In a separate interview with SiliconANGLE, Das described the importance of this solution and why it was necessary in a new world where massive amounts of information are suddenly available to all. This may work fine in the preparation of a college essay, but it can create real problems in an enterprise setting.

“One of the first things that comes up in conversation is this aspect of safety and security,” Das said. “Should it give the answer to that employee? You have to think about how this can be used and not misused.”

Amazon CTO Werner Vogels

A need for guardrails around generative AI is becoming a recurring theme in comments from key leaders within the tech world. It was a major topic of discussion during the RSA Conference in San Francisco last week and was on the mind of Werner Vogels, vice president and chief technology officer at Amazon.com Inc., who spoke at Future Compute.

Vogels described how he asked ChatGPT to write a document that would narrate the influence of cybercrime on the cloud industry. It came back with an analysis that outlined how the cloud industry was entering a period of decline. “The article looked amazing, well-written, well-researched, and not the truth,” Vogels said. “There are lots of tasks where humans still need to make the decisions, not the machines.”

Vogels, who makes a set of predictions for the tech world at the end of each year, offered a bonus forecast surrounding generative AI on Monday for conference attendees. He echoed Das’ point that individual companies will fine-tune custom models and predicted that the field will see rapid innovation in user interfaces for AI.

Custom chip investment

Vogels also indicated there will be a continuation of custom chip development, an initiative his company and others, notably Apple Inc., have actively pursued. Amazon Web Services Inc. has deployed its Nitro system to provide hardware and software components on Arm chips for EC2 instances. AWS Graviton processors have been custom built for cloud workloads, and Apple has developed its own M2 system-on-a-chip line. “Custom silicon is the way to go,” Vogels said.

The rise of generative AI is likely to place more pressure on chip manufacturers to meet the technology’s power-hungry processing demands. This comes at a time when the U.S. semiconductor industry received significant financial backing from its government with the passage of the $280 billion Chips and Science Act in 2022, including $52 billion for processor research and manufacturing.

More than 200 companies have expressed interest in applying for semiconductor funding, according to the Commerce Department. However, Chris Miller, associate professor of international history at Tufts University and author of “Chip War,” has questioned whether the opening of new fabrication plants as a result of the government investment will have a lasting impact.

“Will the companies that have opened those facilities as a result of the CHIPS Act keep investing in the long run?” Miller asked. “That remains to be seen.”

Rising questions about AI and its potential impact on jobs and cybercrime are complicating the picture for the tech industry as a whole. Tesla Inc. and Twitter Inc. Chief Executive Elon Musk recently called for regulatory oversight of AI and the Biden administration has begun soliciting public comment on potential accountability measures for the technology.
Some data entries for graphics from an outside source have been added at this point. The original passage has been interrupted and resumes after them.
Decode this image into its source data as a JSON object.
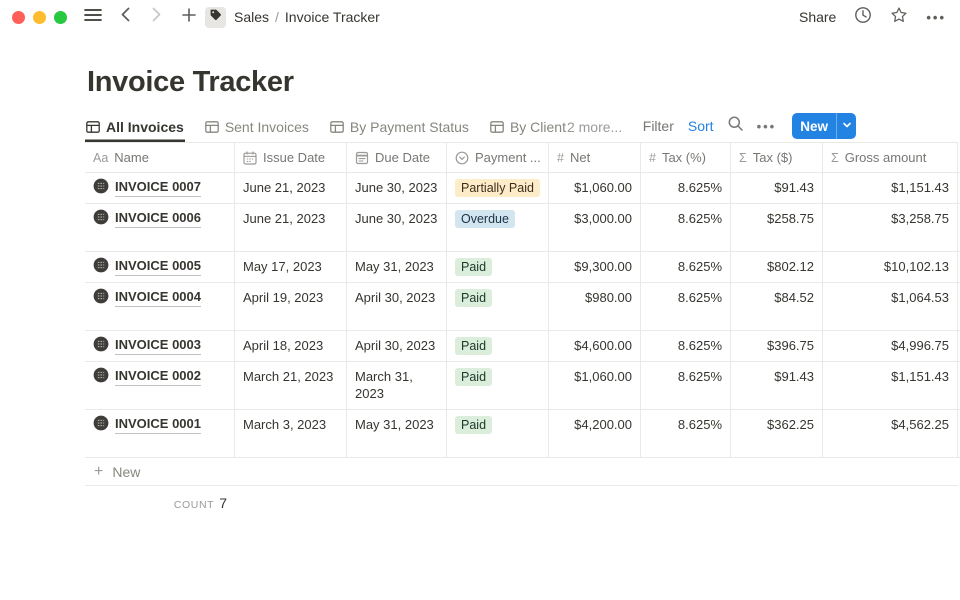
{
  "colors": {
    "accent_blue": "#2383e2",
    "text_primary": "#37352f",
    "text_secondary": "#787774",
    "border": "#e9e9e7",
    "badge_yellow_bg": "#fdecc8",
    "badge_blue_bg": "#d3e5ef",
    "badge_green_bg": "#dbeddb",
    "traffic_red": "#ff5f57",
    "traffic_yellow": "#febc2e",
    "traffic_green": "#28c840"
  },
  "titlebar": {
    "breadcrumb_parent": "Sales",
    "breadcrumb_separator": "/",
    "breadcrumb_current": "Invoice Tracker",
    "share_label": "Share"
  },
  "page": {
    "title": "Invoice Tracker"
  },
  "view_tabs": {
    "tabs": [
      {
        "label": "All Invoices",
        "icon": "table-view-icon",
        "active": true
      },
      {
        "label": "Sent Invoices",
        "icon": "table-view-icon",
        "active": false
      },
      {
        "label": "By Payment Status",
        "icon": "table-view-icon",
        "active": false
      },
      {
        "label": "By Client",
        "icon": "table-view-icon",
        "active": false
      }
    ],
    "more_label": "2 more..."
  },
  "toolbar": {
    "filter_label": "Filter",
    "sort_label": "Sort",
    "new_label": "New"
  },
  "table": {
    "columns": [
      {
        "label": "Name",
        "icon": "text",
        "align": "left"
      },
      {
        "label": "Issue Date",
        "icon": "calendar",
        "align": "left"
      },
      {
        "label": "Due Date",
        "icon": "date",
        "align": "left"
      },
      {
        "label": "Payment ...",
        "icon": "select",
        "align": "left"
      },
      {
        "label": "Net",
        "icon": "hash",
        "align": "right"
      },
      {
        "label": "Tax (%)",
        "icon": "hash",
        "align": "right"
      },
      {
        "label": "Tax ($)",
        "icon": "sigma",
        "align": "right"
      },
      {
        "label": "Gross amount",
        "icon": "sigma",
        "align": "right"
      }
    ],
    "rows": [
      {
        "name": "INVOICE 0007",
        "issue_date": "June 21, 2023",
        "due_date": "June 30, 2023",
        "payment_status": "Partially Paid",
        "status_color": "yellow",
        "net": "$1,060.00",
        "tax_pct": "8.625%",
        "tax_usd": "$91.43",
        "gross": "$1,151.43",
        "tall": false
      },
      {
        "name": "INVOICE 0006",
        "issue_date": "June 21, 2023",
        "due_date": "June 30, 2023",
        "payment_status": "Overdue",
        "status_color": "blue",
        "net": "$3,000.00",
        "tax_pct": "8.625%",
        "tax_usd": "$258.75",
        "gross": "$3,258.75",
        "tall": true
      },
      {
        "name": "INVOICE 0005",
        "issue_date": "May 17, 2023",
        "due_date": "May 31, 2023",
        "payment_status": "Paid",
        "status_color": "green",
        "net": "$9,300.00",
        "tax_pct": "8.625%",
        "tax_usd": "$802.12",
        "gross": "$10,102.13",
        "tall": false
      },
      {
        "name": "INVOICE 0004",
        "issue_date": "April 19, 2023",
        "due_date": "April 30, 2023",
        "payment_status": "Paid",
        "status_color": "green",
        "net": "$980.00",
        "tax_pct": "8.625%",
        "tax_usd": "$84.52",
        "gross": "$1,064.53",
        "tall": true
      },
      {
        "name": "INVOICE 0003",
        "issue_date": "April 18, 2023",
        "due_date": "April 30, 2023",
        "payment_status": "Paid",
        "status_color": "green",
        "net": "$4,600.00",
        "tax_pct": "8.625%",
        "tax_usd": "$396.75",
        "gross": "$4,996.75",
        "tall": false
      },
      {
        "name": "INVOICE 0002",
        "issue_date": "March 21, 2023",
        "due_date": "March 31, 2023",
        "payment_status": "Paid",
        "status_color": "green",
        "net": "$1,060.00",
        "tax_pct": "8.625%",
        "tax_usd": "$91.43",
        "gross": "$1,151.43",
        "tall": true
      },
      {
        "name": "INVOICE 0001",
        "issue_date": "March 3, 2023",
        "due_date": "May 31, 2023",
        "payment_status": "Paid",
        "status_color": "green",
        "net": "$4,200.00",
        "tax_pct": "8.625%",
        "tax_usd": "$362.25",
        "gross": "$4,562.25",
        "tall": true
      }
    ],
    "new_row_label": "New",
    "summary": {
      "label": "COUNT",
      "value": "7"
    }
  }
}
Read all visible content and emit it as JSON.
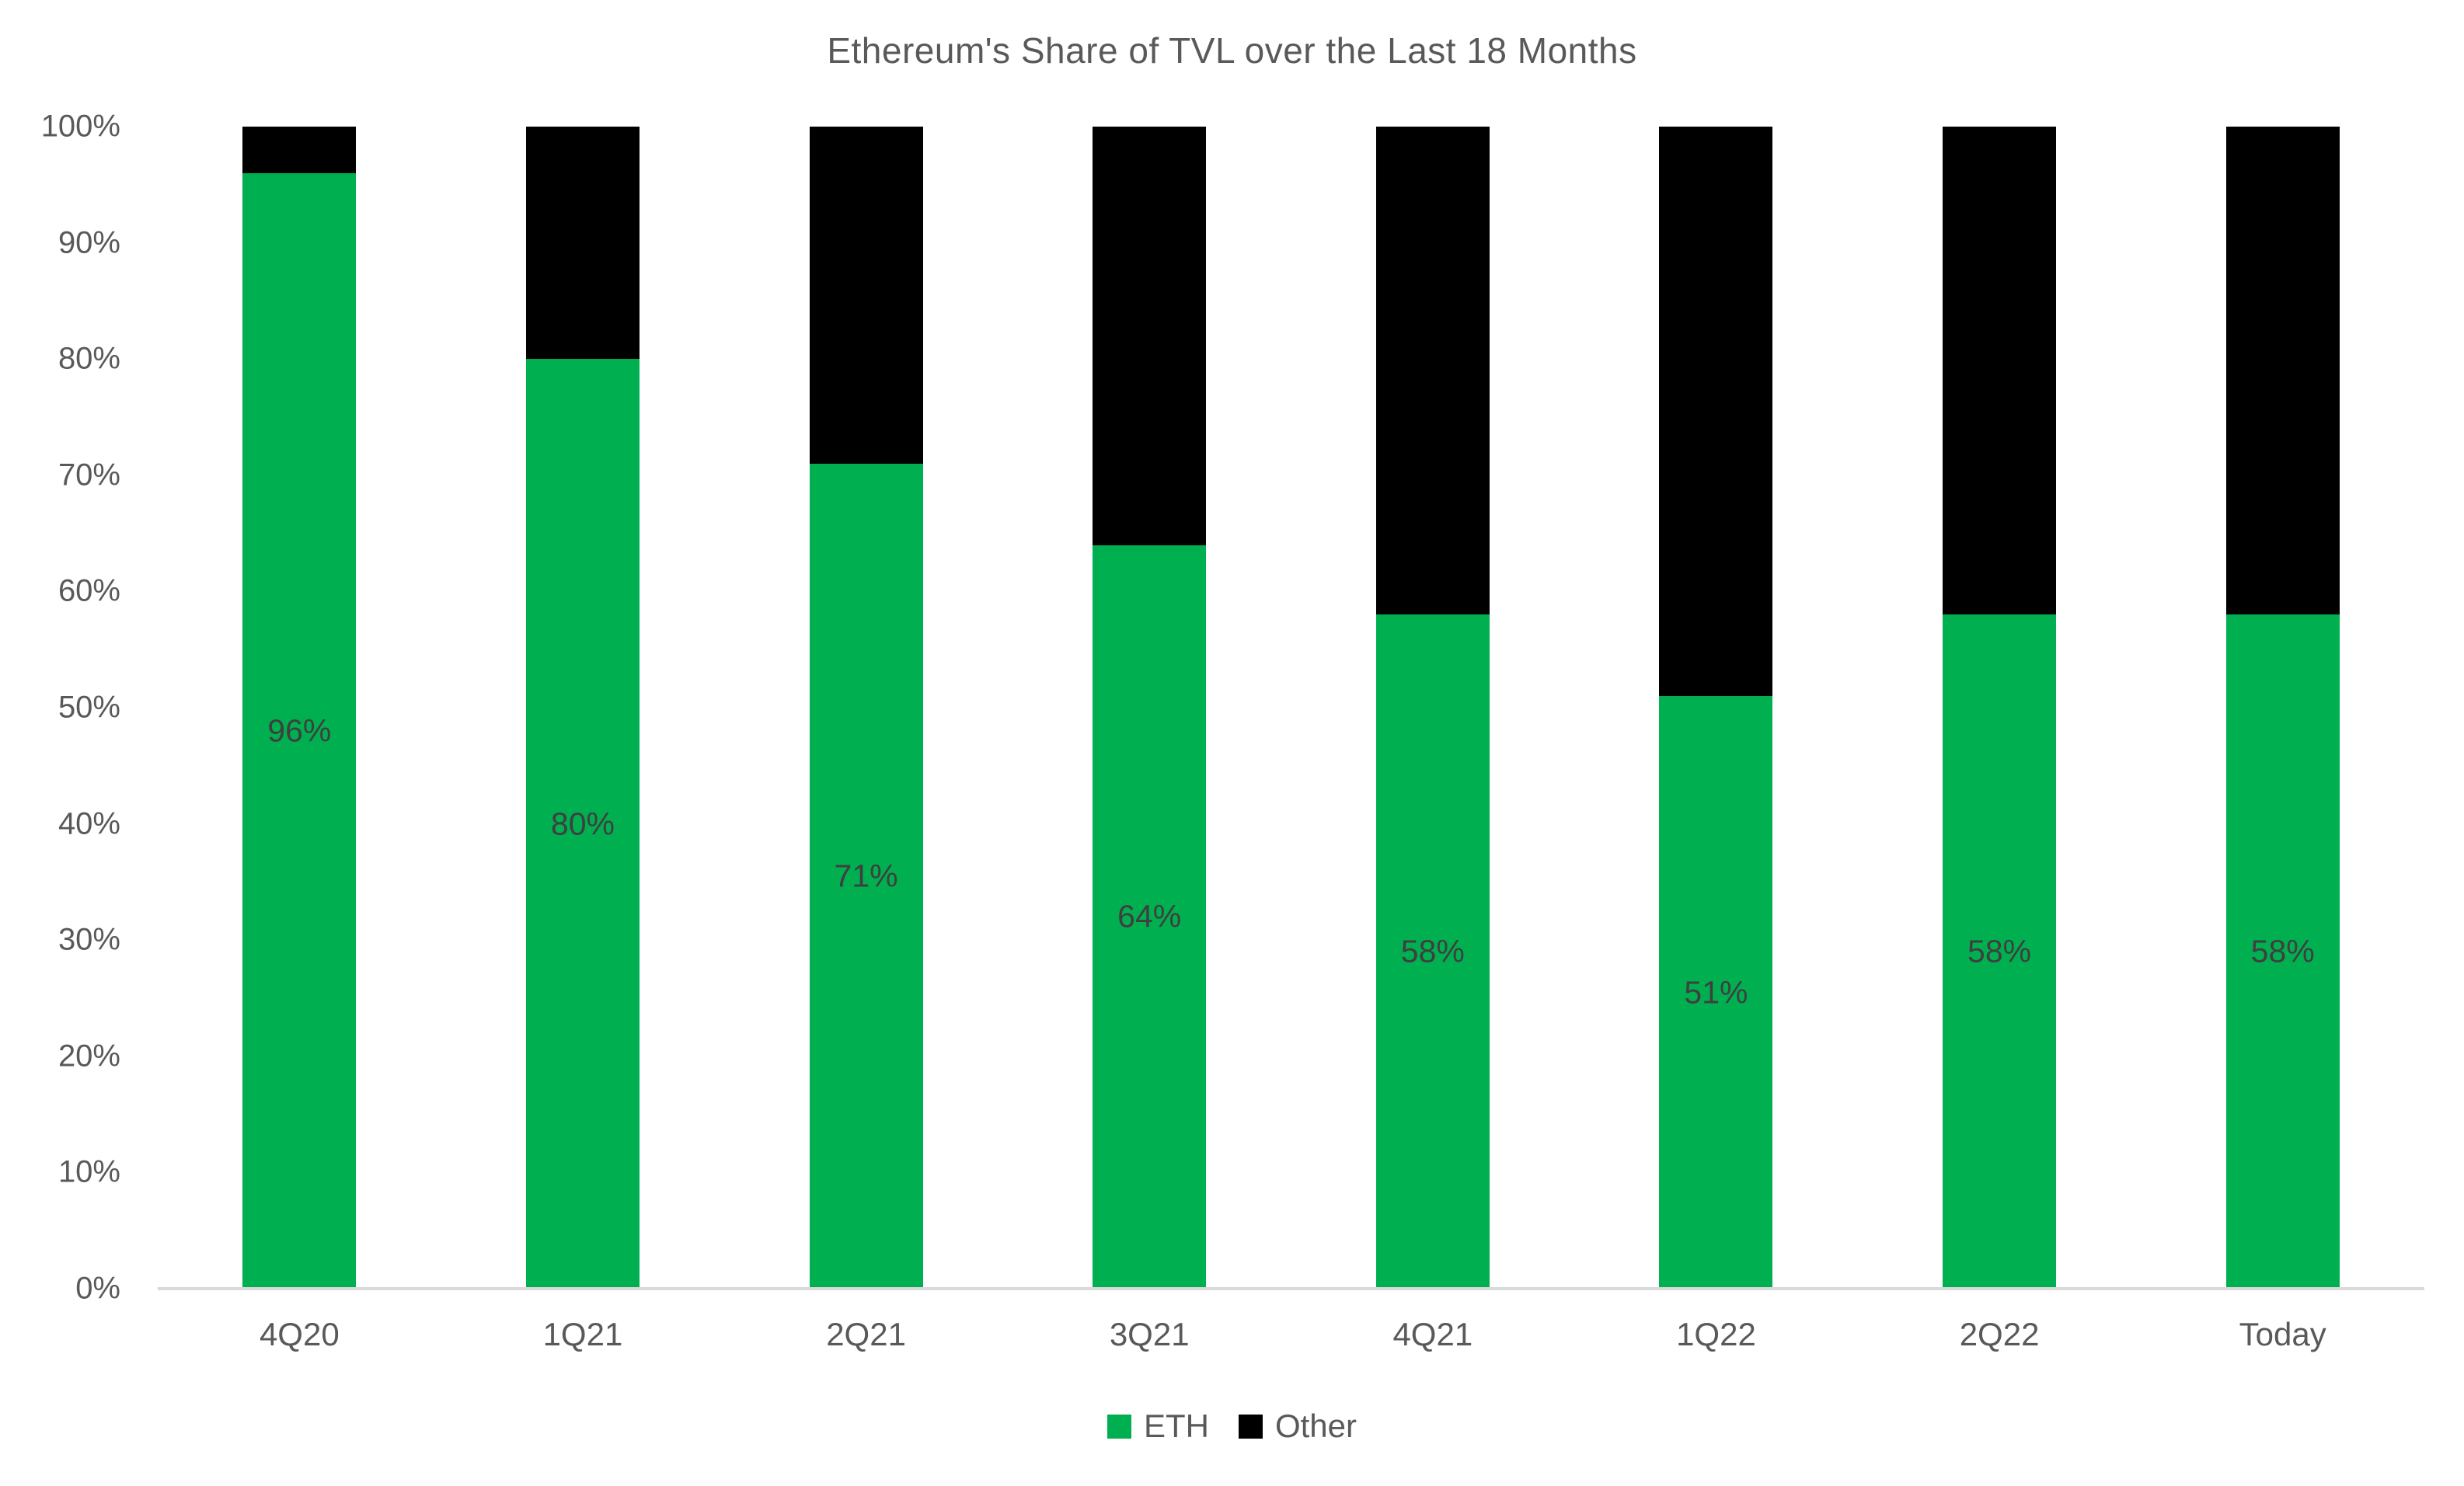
{
  "chart_data": {
    "type": "bar",
    "stacked": true,
    "title": "Ethereum's Share of TVL over the Last 18 Months",
    "categories": [
      "4Q20",
      "1Q21",
      "2Q21",
      "3Q21",
      "4Q21",
      "1Q22",
      "2Q22",
      "Today"
    ],
    "series": [
      {
        "name": "ETH",
        "color": "#00B050",
        "values": [
          96,
          80,
          71,
          64,
          58,
          51,
          58,
          58
        ]
      },
      {
        "name": "Other",
        "color": "#000000",
        "values": [
          4,
          20,
          29,
          36,
          42,
          49,
          42,
          42
        ]
      }
    ],
    "data_labels": {
      "series": "ETH",
      "labels": [
        "96%",
        "80%",
        "71%",
        "64%",
        "58%",
        "51%",
        "58%",
        "58%"
      ]
    },
    "y_axis": {
      "min": 0,
      "max": 100,
      "tick_step": 10,
      "ticks": [
        "0%",
        "10%",
        "20%",
        "30%",
        "40%",
        "50%",
        "60%",
        "70%",
        "80%",
        "90%",
        "100%"
      ]
    },
    "grid": false,
    "legend": {
      "position": "bottom",
      "entries": [
        {
          "label": "ETH",
          "color": "#00B050"
        },
        {
          "label": "Other",
          "color": "#000000"
        }
      ]
    },
    "colors": {
      "axis_line": "#D9D9D9",
      "axis_text": "#595959",
      "title_text": "#595959",
      "data_label_text": "#3F3F3F",
      "background": "#FFFFFF"
    }
  }
}
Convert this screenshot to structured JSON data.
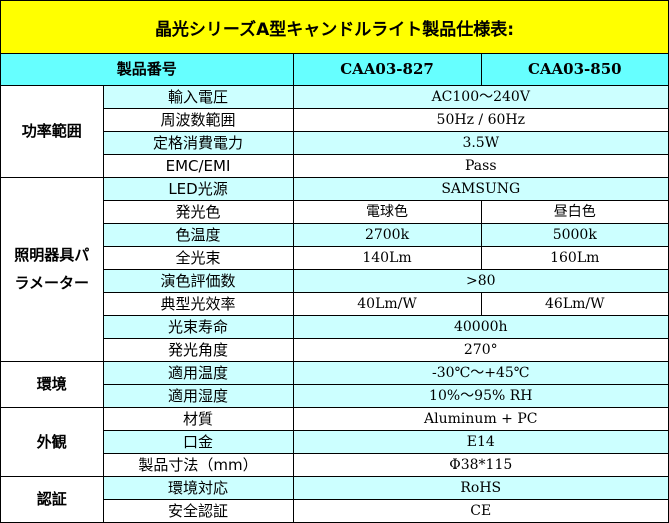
{
  "title": "晶光シリーズA型キャンドルライト製品仕様表:",
  "header": {
    "product_no_label": "製品番号",
    "model_a": "CAA03-827",
    "model_b": "CAA03-850"
  },
  "groups": {
    "power": "功率範囲",
    "lighting": "照明器具パラメーター",
    "environment": "環境",
    "appearance": "外観",
    "certification": "認証"
  },
  "rows": {
    "input_voltage": {
      "label": "輸入電圧",
      "value": "AC100～240V"
    },
    "frequency": {
      "label": "周波数範囲",
      "value": "50Hz / 60Hz"
    },
    "rated_power": {
      "label": "定格消費電力",
      "value": "3.5W"
    },
    "emc": {
      "label": "EMC/EMI",
      "value": "Pass"
    },
    "led_source": {
      "label": "LED光源",
      "value": "SAMSUNG"
    },
    "light_color": {
      "label": "発光色",
      "value_a": "電球色",
      "value_b": "昼白色"
    },
    "color_temp": {
      "label": "色温度",
      "value_a": "2700k",
      "value_b": "5000k"
    },
    "luminous_flux": {
      "label": "全光束",
      "value_a": "140Lm",
      "value_b": "160Lm"
    },
    "cri": {
      "label": "演色評価数",
      "value": ">80"
    },
    "efficacy": {
      "label": "典型光效率",
      "value_a": "40Lm/W",
      "value_b": "46Lm/W"
    },
    "lifetime": {
      "label": "光束寿命",
      "value": "40000h"
    },
    "beam_angle": {
      "label": "発光角度",
      "value": "270°"
    },
    "op_temp": {
      "label": "適用温度",
      "value": "-30℃～+45℃"
    },
    "op_humidity": {
      "label": "適用湿度",
      "value": "10%～95% RH"
    },
    "material": {
      "label": "材質",
      "value": "Aluminum + PC"
    },
    "base": {
      "label": "口金",
      "value": "E14"
    },
    "dimensions": {
      "label": "製品寸法（mm）",
      "value": "Φ38*115"
    },
    "env_compliance": {
      "label": "環境対応",
      "value": "RoHS"
    },
    "safety_cert": {
      "label": "安全認証",
      "value": "CE"
    }
  },
  "colors": {
    "title_bg": "#ffff00",
    "header_bg": "#66ffff",
    "row_cyan": "#ccffff",
    "row_white": "#ffffff"
  }
}
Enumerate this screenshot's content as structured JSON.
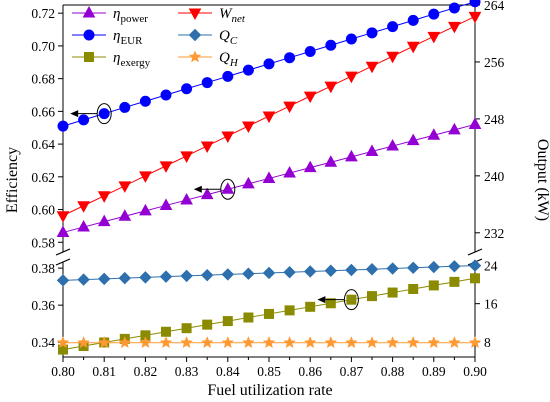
{
  "chart_data": {
    "type": "line",
    "xlabel": "Fuel utilization rate",
    "ylabel_left": "Efficiency",
    "ylabel_right": "Output (kW)",
    "x": [
      0.8,
      0.805,
      0.81,
      0.815,
      0.82,
      0.825,
      0.83,
      0.835,
      0.84,
      0.845,
      0.85,
      0.855,
      0.86,
      0.865,
      0.87,
      0.875,
      0.88,
      0.885,
      0.89,
      0.895,
      0.9
    ],
    "x_ticks": [
      "0.80",
      "0.81",
      "0.82",
      "0.83",
      "0.84",
      "0.85",
      "0.86",
      "0.87",
      "0.88",
      "0.89",
      "0.90"
    ],
    "left_axis_segments": {
      "upper": {
        "range": [
          0.571,
          0.725
        ],
        "ticks": [
          "0.58",
          "0.60",
          "0.62",
          "0.64",
          "0.66",
          "0.68",
          "0.70",
          "0.72"
        ]
      },
      "lower": {
        "range": [
          0.332,
          0.386
        ],
        "ticks": [
          "0.34",
          "0.36",
          "0.38"
        ]
      }
    },
    "right_axis_segments": {
      "upper": {
        "range": [
          228.6,
          264
        ],
        "ticks": [
          "232",
          "240",
          "248",
          "256",
          "264"
        ]
      },
      "lower": {
        "range": [
          4.8,
          25.8
        ],
        "ticks": [
          "8",
          "16",
          "24"
        ]
      }
    },
    "series": [
      {
        "key": "eta_power",
        "name_base": "η",
        "name_sub": "power",
        "axis": "left",
        "color": "#9400d3",
        "marker": "triangle-up",
        "y_start": 0.586,
        "y_end": 0.652
      },
      {
        "key": "w_net",
        "name_base": "W",
        "name_sub": "net",
        "axis": "right",
        "color": "#ff0000",
        "marker": "triangle-down",
        "y_start": 234.4,
        "y_end": 262.4
      },
      {
        "key": "eta_eur",
        "name_base": "η",
        "name_sub": "EUR",
        "axis": "left",
        "color": "#0000ff",
        "marker": "circle",
        "y_start": 0.651,
        "y_end": 0.727
      },
      {
        "key": "q_c",
        "name_base": "Q",
        "name_sub": "C",
        "axis": "right",
        "color": "#2e6fad",
        "marker": "diamond",
        "y_start": 20.9,
        "y_end": 24.0
      },
      {
        "key": "eta_exergy",
        "name_base": "η",
        "name_sub": "exergy",
        "axis": "left",
        "color": "#8b8b00",
        "marker": "square",
        "y_start": 0.336,
        "y_end": 0.3745
      },
      {
        "key": "q_h",
        "name_base": "Q",
        "name_sub": "H",
        "axis": "right",
        "color": "#ff9933",
        "marker": "star",
        "y_start": 7.8,
        "y_end": 7.8
      }
    ],
    "axis_indicators": [
      {
        "series": "eta_eur",
        "x": 0.81,
        "direction": "left"
      },
      {
        "series": "eta_power",
        "x": 0.84,
        "direction": "left"
      },
      {
        "series": "eta_exergy",
        "x": 0.87,
        "direction": "left"
      }
    ],
    "legend_placement": "top-left",
    "grid": false
  }
}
“The cloud computing industry and chip industry are not at all ready when political systems come knocking on their doors and ask about what they are going to do about regulating AI,” Miller said.

Ready or not, the tech world has been forced to focus on a host of issues surrounding the AI tsunami. There may be a major amount of uncertainty, as described by Honan, but there is also a sense of responsibility in some quarters to own a solution.

“We as technologists are the stewards of this future,” Vogels told the MIT gathering. “Transparency is paramount.”